= Pierre-François Levasseur =

Pierre-François Levasseur, called "the older" (11 March 1753 – 23 December 1815) was a French classical cellist.

== Biography ==
Born in Abbeville, Levasseur was initially destined for the priesthood, Levasseur studied to enter the orders. At eighteen he renounced the ecclesiastical state to become a musician. For three months he received lessons from an obscure master named Belleval, and then studied the cello alone.

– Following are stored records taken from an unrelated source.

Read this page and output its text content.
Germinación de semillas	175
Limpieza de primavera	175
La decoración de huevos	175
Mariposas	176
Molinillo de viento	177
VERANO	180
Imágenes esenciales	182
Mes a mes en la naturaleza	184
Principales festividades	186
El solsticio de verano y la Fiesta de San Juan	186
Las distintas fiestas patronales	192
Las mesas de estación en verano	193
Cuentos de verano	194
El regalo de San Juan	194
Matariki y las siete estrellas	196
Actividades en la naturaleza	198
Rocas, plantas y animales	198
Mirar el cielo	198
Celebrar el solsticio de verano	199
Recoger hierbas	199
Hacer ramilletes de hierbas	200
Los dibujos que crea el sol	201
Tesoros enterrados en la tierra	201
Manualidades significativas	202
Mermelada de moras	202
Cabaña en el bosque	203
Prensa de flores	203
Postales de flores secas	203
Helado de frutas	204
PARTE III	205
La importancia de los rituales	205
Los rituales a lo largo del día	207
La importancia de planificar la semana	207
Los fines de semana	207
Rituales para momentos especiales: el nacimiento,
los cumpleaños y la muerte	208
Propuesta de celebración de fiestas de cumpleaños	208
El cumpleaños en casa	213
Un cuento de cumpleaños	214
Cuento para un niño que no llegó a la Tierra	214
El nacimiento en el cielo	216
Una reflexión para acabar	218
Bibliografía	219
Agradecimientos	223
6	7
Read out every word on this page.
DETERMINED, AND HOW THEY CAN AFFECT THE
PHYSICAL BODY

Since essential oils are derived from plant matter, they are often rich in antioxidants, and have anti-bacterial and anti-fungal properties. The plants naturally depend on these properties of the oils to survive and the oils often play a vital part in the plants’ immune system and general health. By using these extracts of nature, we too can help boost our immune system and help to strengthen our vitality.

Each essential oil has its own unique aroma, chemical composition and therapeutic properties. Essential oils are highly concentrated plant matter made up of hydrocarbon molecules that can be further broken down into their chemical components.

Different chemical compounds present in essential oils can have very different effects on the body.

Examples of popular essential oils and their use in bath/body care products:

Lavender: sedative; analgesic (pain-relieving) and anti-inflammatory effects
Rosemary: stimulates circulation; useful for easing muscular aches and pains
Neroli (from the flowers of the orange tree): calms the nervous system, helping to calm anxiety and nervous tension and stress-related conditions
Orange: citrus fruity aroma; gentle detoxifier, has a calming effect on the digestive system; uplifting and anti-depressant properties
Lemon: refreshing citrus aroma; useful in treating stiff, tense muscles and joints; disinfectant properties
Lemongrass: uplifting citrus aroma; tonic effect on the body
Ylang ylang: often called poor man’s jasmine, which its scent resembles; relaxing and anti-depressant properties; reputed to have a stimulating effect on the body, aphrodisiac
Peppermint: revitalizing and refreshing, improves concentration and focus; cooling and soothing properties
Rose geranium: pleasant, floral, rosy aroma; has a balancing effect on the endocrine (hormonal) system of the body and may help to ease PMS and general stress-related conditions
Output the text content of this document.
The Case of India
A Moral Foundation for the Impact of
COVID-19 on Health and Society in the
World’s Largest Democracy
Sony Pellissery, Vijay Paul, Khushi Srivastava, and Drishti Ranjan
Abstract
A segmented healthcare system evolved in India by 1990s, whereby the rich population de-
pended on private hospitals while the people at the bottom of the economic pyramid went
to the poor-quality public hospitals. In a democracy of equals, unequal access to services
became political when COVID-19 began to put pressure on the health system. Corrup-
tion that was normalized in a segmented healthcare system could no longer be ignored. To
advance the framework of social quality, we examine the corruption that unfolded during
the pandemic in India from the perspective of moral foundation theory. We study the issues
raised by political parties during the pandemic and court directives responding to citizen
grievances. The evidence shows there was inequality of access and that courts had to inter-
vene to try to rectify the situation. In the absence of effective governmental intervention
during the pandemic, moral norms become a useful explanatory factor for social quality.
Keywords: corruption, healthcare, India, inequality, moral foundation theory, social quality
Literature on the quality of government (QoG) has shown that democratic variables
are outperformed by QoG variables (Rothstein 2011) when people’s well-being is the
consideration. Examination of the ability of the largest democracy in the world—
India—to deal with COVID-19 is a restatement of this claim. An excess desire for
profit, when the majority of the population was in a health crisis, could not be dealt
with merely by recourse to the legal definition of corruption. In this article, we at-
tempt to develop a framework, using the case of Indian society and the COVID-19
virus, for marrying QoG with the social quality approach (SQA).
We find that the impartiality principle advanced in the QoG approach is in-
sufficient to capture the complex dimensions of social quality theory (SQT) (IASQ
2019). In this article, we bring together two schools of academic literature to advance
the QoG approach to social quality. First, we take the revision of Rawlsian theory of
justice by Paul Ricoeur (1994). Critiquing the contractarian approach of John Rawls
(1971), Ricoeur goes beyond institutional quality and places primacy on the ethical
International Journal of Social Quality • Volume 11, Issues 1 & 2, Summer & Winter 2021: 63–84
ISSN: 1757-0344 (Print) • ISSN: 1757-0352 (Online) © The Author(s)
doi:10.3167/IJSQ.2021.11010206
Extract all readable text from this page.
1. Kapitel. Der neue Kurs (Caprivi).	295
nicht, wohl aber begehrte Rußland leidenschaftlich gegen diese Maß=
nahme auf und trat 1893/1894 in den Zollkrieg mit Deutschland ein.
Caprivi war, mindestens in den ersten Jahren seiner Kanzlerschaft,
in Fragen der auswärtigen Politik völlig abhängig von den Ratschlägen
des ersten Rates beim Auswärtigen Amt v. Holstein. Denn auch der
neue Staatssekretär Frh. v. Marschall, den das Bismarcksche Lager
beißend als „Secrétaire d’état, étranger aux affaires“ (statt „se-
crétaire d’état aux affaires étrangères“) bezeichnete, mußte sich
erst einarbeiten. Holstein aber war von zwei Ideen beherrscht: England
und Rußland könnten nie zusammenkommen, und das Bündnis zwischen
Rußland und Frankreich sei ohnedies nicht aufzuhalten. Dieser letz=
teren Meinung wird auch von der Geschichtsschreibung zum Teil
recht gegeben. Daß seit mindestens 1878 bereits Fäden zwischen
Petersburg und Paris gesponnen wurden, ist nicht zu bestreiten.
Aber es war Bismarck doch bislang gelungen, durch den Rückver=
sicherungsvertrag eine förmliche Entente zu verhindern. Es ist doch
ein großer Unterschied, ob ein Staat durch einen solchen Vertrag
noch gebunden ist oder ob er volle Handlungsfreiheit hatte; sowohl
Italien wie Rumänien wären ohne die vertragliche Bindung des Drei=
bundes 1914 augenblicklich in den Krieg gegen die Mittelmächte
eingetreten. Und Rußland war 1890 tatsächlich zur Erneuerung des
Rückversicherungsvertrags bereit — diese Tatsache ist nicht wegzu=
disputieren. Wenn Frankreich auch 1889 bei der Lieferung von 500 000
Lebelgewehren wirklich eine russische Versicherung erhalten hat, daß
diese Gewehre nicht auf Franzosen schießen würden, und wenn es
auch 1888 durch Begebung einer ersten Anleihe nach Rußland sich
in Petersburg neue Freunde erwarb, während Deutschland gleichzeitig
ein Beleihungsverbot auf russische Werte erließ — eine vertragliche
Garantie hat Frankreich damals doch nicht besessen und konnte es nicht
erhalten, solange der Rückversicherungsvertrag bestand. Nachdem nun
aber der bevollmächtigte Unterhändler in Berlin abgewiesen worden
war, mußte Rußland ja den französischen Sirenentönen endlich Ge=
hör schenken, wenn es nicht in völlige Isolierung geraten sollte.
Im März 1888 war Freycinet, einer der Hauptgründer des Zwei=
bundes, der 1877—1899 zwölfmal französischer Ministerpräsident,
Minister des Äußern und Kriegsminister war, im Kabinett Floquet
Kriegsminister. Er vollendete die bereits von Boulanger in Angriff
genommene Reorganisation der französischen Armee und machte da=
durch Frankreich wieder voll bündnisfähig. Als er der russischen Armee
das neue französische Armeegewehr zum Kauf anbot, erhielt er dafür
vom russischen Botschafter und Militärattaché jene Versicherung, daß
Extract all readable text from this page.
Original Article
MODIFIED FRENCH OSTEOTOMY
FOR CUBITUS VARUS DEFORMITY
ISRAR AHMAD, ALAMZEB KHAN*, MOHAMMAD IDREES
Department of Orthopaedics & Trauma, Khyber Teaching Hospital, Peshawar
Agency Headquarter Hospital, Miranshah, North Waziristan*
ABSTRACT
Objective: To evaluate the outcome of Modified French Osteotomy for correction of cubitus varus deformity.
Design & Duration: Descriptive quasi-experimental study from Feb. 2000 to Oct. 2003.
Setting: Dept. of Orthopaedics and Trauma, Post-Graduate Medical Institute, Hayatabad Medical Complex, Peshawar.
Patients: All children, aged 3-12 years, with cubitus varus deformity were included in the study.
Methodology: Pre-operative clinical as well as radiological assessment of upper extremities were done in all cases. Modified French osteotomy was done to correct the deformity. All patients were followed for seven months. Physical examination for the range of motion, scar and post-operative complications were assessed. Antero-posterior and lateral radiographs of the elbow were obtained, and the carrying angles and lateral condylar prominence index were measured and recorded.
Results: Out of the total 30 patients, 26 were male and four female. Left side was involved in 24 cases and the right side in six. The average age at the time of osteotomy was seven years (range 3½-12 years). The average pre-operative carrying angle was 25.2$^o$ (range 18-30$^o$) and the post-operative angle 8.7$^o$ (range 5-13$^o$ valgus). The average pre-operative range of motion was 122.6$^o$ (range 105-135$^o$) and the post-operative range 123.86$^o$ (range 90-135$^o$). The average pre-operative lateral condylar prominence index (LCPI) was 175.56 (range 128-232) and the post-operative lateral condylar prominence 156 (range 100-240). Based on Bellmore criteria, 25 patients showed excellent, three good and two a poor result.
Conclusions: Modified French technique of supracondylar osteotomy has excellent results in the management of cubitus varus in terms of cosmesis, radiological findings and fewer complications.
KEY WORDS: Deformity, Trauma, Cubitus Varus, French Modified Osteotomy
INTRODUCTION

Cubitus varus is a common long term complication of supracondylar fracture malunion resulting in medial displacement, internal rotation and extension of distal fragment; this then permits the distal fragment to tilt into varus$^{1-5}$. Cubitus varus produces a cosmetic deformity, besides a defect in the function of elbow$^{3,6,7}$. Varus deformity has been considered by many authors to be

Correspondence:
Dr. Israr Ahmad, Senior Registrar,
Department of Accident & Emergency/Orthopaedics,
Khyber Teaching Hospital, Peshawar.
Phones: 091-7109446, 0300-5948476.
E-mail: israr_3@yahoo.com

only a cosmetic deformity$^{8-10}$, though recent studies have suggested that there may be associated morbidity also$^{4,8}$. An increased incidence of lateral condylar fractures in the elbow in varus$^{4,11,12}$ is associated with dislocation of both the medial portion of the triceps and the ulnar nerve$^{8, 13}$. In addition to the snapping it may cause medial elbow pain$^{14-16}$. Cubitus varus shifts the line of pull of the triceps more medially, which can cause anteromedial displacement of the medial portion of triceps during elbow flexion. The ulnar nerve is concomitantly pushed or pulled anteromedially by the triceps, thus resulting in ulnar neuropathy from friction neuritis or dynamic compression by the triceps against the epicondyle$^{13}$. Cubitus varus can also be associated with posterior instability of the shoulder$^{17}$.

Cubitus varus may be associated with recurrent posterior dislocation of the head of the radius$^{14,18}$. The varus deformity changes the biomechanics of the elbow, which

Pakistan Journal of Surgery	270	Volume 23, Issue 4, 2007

Arriving in Paris around 1782, he received a few lessons Duport the older, of whom he imitated the manner and acquired the fine quality of sound. In 1789 he played concertos by Duport the younger at the concert spirituel. Later heperformed in the orchestra of the Théâtre Feydeau. He entered the opera orchestra in 1785 and obtained his retirement pension in 1815 after thirty years of service and at the age of sixty-eight. He died soon after.

== Compositions ==
- Six duos pour deux violoncelles, op. I, Paris, Leduc
- Six duos pour deux violoncelles, second book; Paris, Leduc

== Sources ==
- François-Joseph Fétis, Arthur Pougin, Biographie universelle des musiciens et bibliographie générale de la musique, Paris, Firmin-Didot, vol.5, 1881, (pp. 289–90).